Extended Social Cognitive Model Explains Pre-Service Teachers’ Technology Integration Intentions with Cross-Cultural Validity

Abstract Despite decades of efforts to address all levels of barriers, promoting technology integration in schools continues to be challenging and one of the most active research areas in teacher education worldwide. There is a need to better understand the factors influencing teachers’ intentions to integrate technology. Current models may lack parsimony and are limited in practical implications. Therefore, the primary purpose of the current study was to develop a new model by extending social cognitive theory. to explain pre-service teachers’ technology integration intentions and to test its cross-cultural validity with Turkish and Spanish pre-service teachers.

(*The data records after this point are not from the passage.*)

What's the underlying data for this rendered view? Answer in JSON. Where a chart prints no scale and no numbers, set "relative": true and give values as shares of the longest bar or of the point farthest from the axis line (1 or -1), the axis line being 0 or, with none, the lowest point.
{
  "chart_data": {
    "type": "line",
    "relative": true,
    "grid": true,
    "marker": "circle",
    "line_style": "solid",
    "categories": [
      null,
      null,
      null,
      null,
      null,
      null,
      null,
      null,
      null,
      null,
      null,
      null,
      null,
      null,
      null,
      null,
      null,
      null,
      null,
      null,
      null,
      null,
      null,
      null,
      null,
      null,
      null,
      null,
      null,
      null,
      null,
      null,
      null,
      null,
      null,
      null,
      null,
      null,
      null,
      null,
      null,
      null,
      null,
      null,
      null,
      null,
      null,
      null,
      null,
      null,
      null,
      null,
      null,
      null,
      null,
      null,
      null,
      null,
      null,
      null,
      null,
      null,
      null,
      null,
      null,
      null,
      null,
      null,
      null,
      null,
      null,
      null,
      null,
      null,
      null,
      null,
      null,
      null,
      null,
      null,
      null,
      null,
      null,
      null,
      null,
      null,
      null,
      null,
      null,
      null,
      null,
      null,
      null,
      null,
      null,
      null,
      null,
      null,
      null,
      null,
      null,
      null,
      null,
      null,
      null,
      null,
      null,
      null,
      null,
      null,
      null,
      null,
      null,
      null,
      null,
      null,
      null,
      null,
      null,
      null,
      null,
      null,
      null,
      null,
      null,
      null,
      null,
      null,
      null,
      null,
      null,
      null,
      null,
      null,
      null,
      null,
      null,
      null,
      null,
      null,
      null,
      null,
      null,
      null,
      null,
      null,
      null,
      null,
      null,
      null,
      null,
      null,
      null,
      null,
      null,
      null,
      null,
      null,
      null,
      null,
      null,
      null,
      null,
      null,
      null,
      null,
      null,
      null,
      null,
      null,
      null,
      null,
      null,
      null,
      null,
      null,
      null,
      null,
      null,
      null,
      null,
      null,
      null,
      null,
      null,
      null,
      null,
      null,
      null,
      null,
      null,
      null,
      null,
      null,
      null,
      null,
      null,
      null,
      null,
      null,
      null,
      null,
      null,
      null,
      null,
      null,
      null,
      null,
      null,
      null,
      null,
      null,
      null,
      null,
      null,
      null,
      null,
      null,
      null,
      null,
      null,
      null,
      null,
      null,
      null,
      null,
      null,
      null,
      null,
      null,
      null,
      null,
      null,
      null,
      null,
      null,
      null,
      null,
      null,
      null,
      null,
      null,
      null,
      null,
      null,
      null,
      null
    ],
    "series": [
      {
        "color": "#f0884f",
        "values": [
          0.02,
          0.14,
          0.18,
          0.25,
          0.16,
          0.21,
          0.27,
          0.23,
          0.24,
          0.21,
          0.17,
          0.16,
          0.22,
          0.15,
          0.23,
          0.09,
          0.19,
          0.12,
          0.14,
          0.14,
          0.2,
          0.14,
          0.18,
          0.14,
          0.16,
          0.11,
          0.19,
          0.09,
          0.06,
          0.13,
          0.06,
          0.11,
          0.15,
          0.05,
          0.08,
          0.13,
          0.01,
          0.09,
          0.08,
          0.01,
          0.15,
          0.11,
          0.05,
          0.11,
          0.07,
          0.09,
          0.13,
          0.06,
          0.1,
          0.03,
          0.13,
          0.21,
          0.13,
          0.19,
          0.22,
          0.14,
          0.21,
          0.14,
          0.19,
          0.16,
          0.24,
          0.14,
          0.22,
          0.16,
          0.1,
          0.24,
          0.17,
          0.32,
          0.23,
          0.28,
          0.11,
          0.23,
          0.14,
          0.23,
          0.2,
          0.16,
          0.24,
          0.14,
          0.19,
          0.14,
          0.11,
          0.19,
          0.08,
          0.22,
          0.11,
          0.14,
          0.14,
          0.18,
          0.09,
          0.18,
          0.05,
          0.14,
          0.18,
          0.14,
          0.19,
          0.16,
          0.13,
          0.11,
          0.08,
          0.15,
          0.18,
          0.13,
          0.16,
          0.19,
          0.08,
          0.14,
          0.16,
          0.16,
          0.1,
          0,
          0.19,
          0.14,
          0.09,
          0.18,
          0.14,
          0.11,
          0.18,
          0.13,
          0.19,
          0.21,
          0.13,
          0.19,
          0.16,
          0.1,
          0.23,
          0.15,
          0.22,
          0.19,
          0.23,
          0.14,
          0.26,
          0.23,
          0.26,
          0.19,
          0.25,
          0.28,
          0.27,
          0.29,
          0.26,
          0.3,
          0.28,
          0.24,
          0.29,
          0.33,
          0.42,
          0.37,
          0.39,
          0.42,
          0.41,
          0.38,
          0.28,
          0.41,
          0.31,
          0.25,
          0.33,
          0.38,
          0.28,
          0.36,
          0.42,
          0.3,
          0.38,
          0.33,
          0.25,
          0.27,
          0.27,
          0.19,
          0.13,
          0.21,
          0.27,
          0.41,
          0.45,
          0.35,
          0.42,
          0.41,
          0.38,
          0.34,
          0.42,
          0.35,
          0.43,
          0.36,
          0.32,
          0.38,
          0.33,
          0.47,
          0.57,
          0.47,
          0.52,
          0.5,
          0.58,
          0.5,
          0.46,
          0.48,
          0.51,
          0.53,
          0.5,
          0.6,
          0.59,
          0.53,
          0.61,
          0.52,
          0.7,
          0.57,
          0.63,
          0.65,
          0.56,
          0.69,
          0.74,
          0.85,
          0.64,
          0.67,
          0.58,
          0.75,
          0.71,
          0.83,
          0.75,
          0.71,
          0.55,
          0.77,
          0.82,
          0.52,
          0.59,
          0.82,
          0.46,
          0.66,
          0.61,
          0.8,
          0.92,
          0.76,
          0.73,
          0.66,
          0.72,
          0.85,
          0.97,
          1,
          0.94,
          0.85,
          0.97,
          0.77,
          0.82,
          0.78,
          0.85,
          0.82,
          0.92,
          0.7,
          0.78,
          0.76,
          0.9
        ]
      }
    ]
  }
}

The participants were 135 (76 Turkish and 59 Spanish) pre-service teachers in the early childhood education department. Path analysis results supported the utility of the model and revealed that openness, facilitating conditions, self-efficacy, and outcome expectations are interrelated, and each plays a unique and complex role in explaining technology integration intentions. More importantly, multi-group invariance analysis test results revealed that the proposed model explained pre-service teachers’ technology integration intentions in Turkish and Spanish samples with the exception of only one path, from openness to outcome expectations. The current extended social cognitive theory model is concise, includes pertinent constructs from other theoretical frameworks and models, and offers practical implications for teacher educators.